Sorkin’s scripts are shining examples of liberal “free speech.” With the inimitable Sorkin touch (combining pseudo-intellectual arrogance with cocaine volubility), his characters serve as PR agents for the meritocracy. It is a world apart from talking-head debates on cable news, where crosstalk usually precludes clear victory or defeat. Sorkin is all signal, no noise. Whether they win or lose, his heroes reassure us that the right men (and empowered gals) are in charge of things.

“Safe spaces” are anathema to purveyors and staunch defenders of this sort of “free speech,” not because of what they really are but what they connote: the hope of a social order which would not depend for its safety on violence or the threat of violence. Put another way, as a figure of speech, “safe spaces” has come to represent the now-despised possibility of public peace in an impure world. The cultural belief that anchors the established order—that without hierarchy and its violence there could be only chaos—would find no purchase in this notional society. So the Sorkins of the world do all they can to yank the yearning for it, which is the seed of it, from our imaginations.
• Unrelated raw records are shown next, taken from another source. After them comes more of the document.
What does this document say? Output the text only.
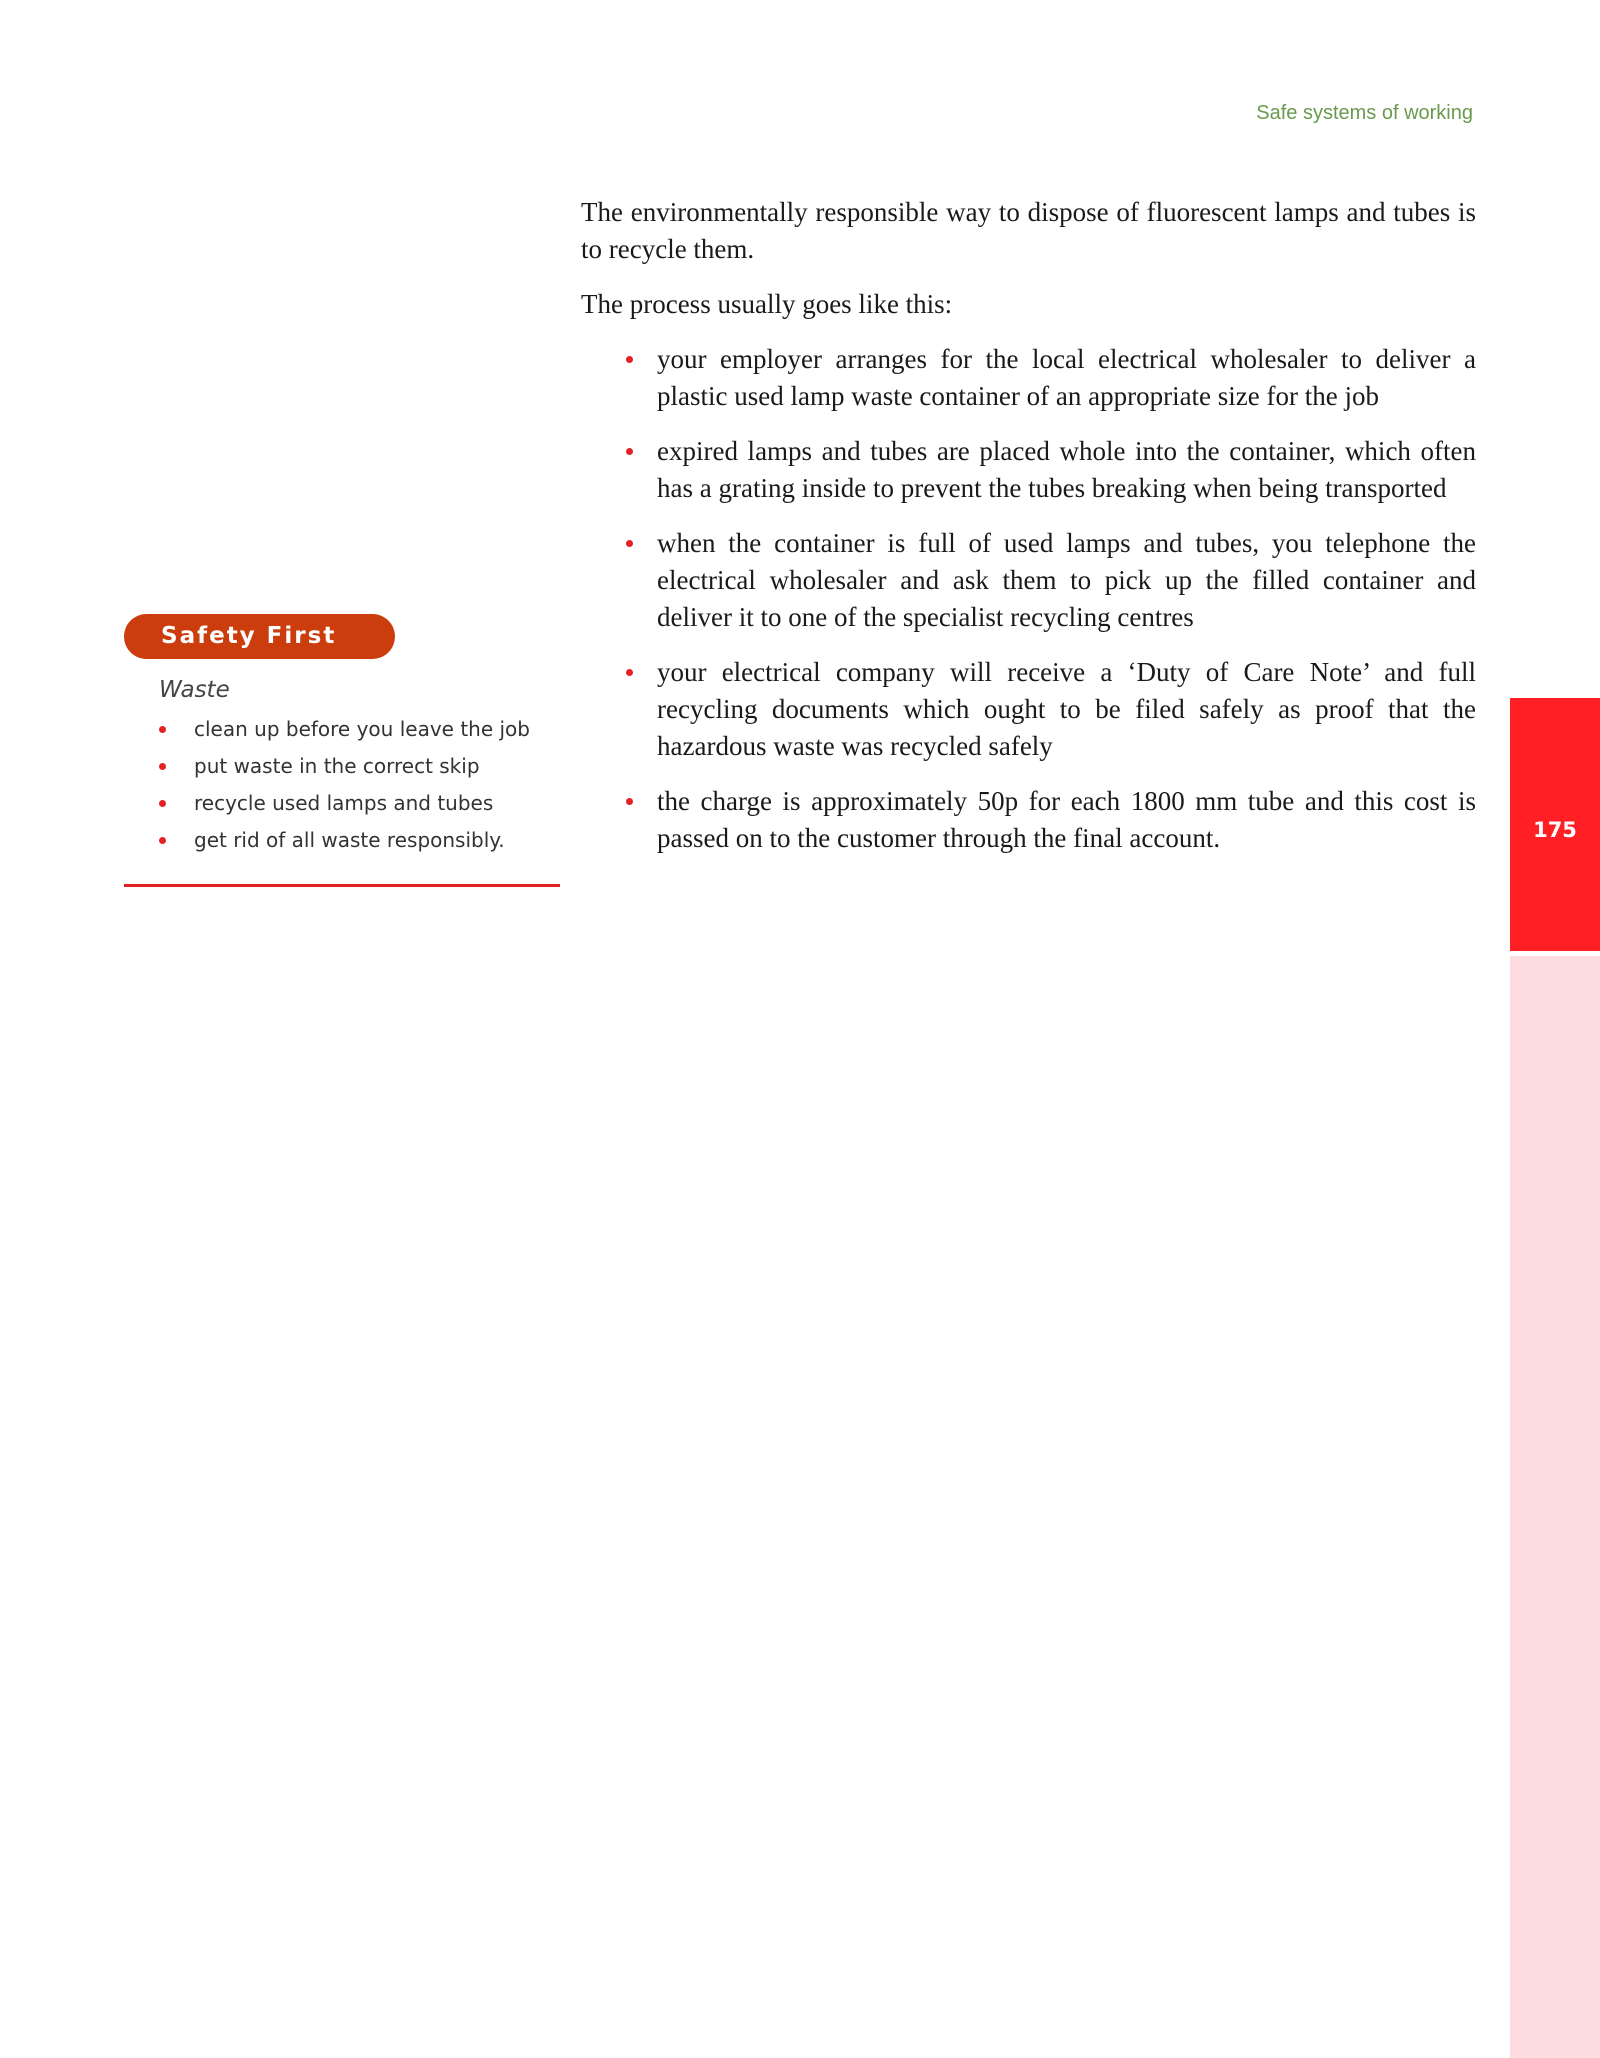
Safe systems of working
Safety First
Waste
clean up before you leave the job
put waste in the correct skip
recycle used lamps and tubes
get rid of all waste responsibly.

The environmentally responsible way to dispose of fluorescent lamps and tubes is to recycle them.

The process usually goes like this:

your employer arranges for the local electrical wholesaler to deliver a plastic used lamp waste container of an appropriate size for the job
expired lamps and tubes are placed whole into the container, which often has a grating inside to prevent the tubes breaking when being transported
when the container is full of used lamps and tubes, you telephone the electrical wholesaler and ask them to pick up the filled container and deliver it to one of the specialist recycling centres
your electrical company will receive a ‘Duty of Care Note’ and full recycling documents which ought to be filed safely as proof that the hazardous waste was recycled safely
the charge is approximately 50p for each 1800 mm tube and this cost is passed on to the customer through the final account.	175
We hear echoes of the same game in Britain now, whenever commentators mock Labour Party leader Jeremy Corbyn for supposedly being more comfortable “tending his allotment” than upholding the national interest or somesuch. The mockery is meaningless—who doesn’t have a hobby?—if you don’t grasp that “allotment” fulfills the same rhetorical purpose as “safe space,” and is therefore an ideological indictment. It is meant to be symbolic of Corbyn’s putative quasi-Marxism, his lack of fealty to the established order, his disbelief in the meritocracy. Above all, the allotment represents for Corbyn’s opponents his refusal to use violence to protect the nation, and to show the proper deference to those who do.

“Free speech,” then, is not the bulwark against violence that many assume it is. The moral borderline presumed to separate words from action does not exist in all cases. Jeremy Christian, the Portland stabber, is an extreme (putting it mildly) but instructive example. Left-wing and right-wing groups are blaming Christian on one another, based on conflicting evidence from his social media posts. He supported Bernie Sanders, yet abhorred Hillary most of all. He vowed to vote for Trump, yet seemingly didn’t go through with it. He vehemently denied being a racist or a fascist. He did a Nazi salute at an alt-right rally, yet claimed he didn’t mean it—he was trying “to provoke both sides.”
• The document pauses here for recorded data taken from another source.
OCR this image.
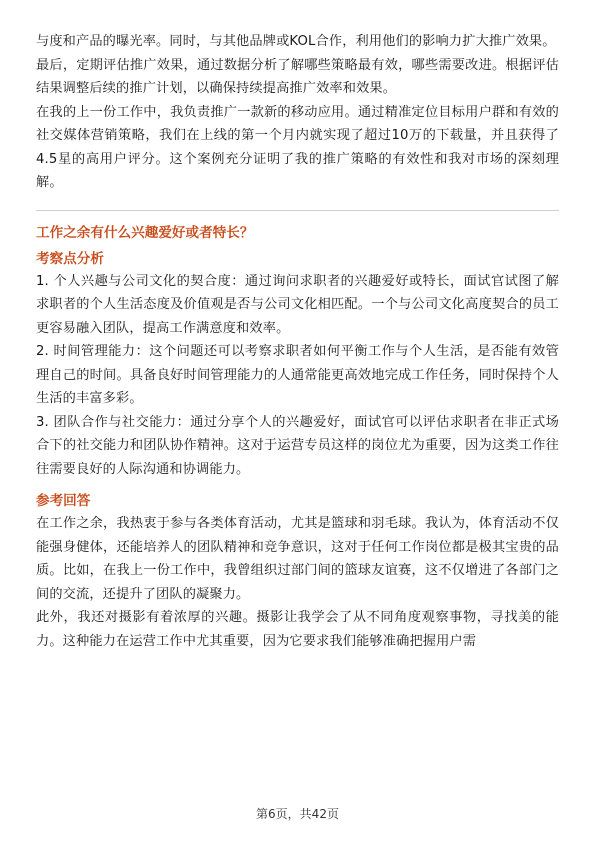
与度和产品的曝光率。同时，与其他品牌或KOL合作，利用他们的影响力扩大推广效果。

最后，定期评估推广效果，通过数据分析了解哪些策略最有效，哪些需要改进。根据评估结果调整后续的推广计划，以确保持续提高推广效率和效果。

在我的上一份工作中，我负责推广一款新的移动应用。通过精准定位目标用户群和有效的社交媒体营销策略，我们在上线的第一个月内就实现了超过10万的下载量，并且获得了4.5星的高用户评分。这个案例充分证明了我的推广策略的有效性和我对市场的深刻理解。

工作之余有什么兴趣爱好或者特长？

考察点分析

1. 个人兴趣与公司文化的契合度：通过询问求职者的兴趣爱好或特长，面试官试图了解求职者的个人生活态度及价值观是否与公司文化相匹配。一个与公司文化高度契合的员工更容易融入团队，提高工作满意度和效率。

2. 时间管理能力：这个问题还可以考察求职者如何平衡工作与个人生活，是否能有效管理自己的时间。具备良好时间管理能力的人通常能更高效地完成工作任务，同时保持个人生活的丰富多彩。

3. 团队合作与社交能力：通过分享个人的兴趣爱好，面试官可以评估求职者在非正式场合下的社交能力和团队协作精神。这对于运营专员这样的岗位尤为重要，因为这类工作往往需要良好的人际沟通和协调能力。

参考回答

在工作之余，我热衷于参与各类体育活动，尤其是篮球和羽毛球。我认为，体育活动不仅能强身健体，还能培养人的团队精神和竞争意识，这对于任何工作岗位都是极其宝贵的品质。比如，在我上一份工作中，我曾组织过部门间的篮球友谊赛，这不仅增进了各部门之间的交流，还提升了团队的凝聚力。

此外，我还对摄影有着浓厚的兴趣。摄影让我学会了从不同角度观察事物，寻找美的能力。这种能力在运营工作中尤其重要，因为它要求我们能够准确把握用户需

第6页，共42页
His one constant—the fulcrum of his madness—emerged in open court on May 30, when he entered screaming “Free speech or die!…You’ve got no safe place!” Christian, too, would not allow crosstalk to muffle his message. He wanted the ultimate freedom of speech: a captive audience compelled by fear to silently hear whatever he chose to say. Anyone who had the temerity to try to impede his First Amendment rights would be slaughtered like a pig.

His aim was to shatter the public peace of a progressive city, to kick sand in the face of the cucks of Portland. It was no more “political” than that. With a 3.75-inch folding knife, he etched the lesson that the social ideal that the “safe space” implies was, as yet, a nascent imagining. Point taken.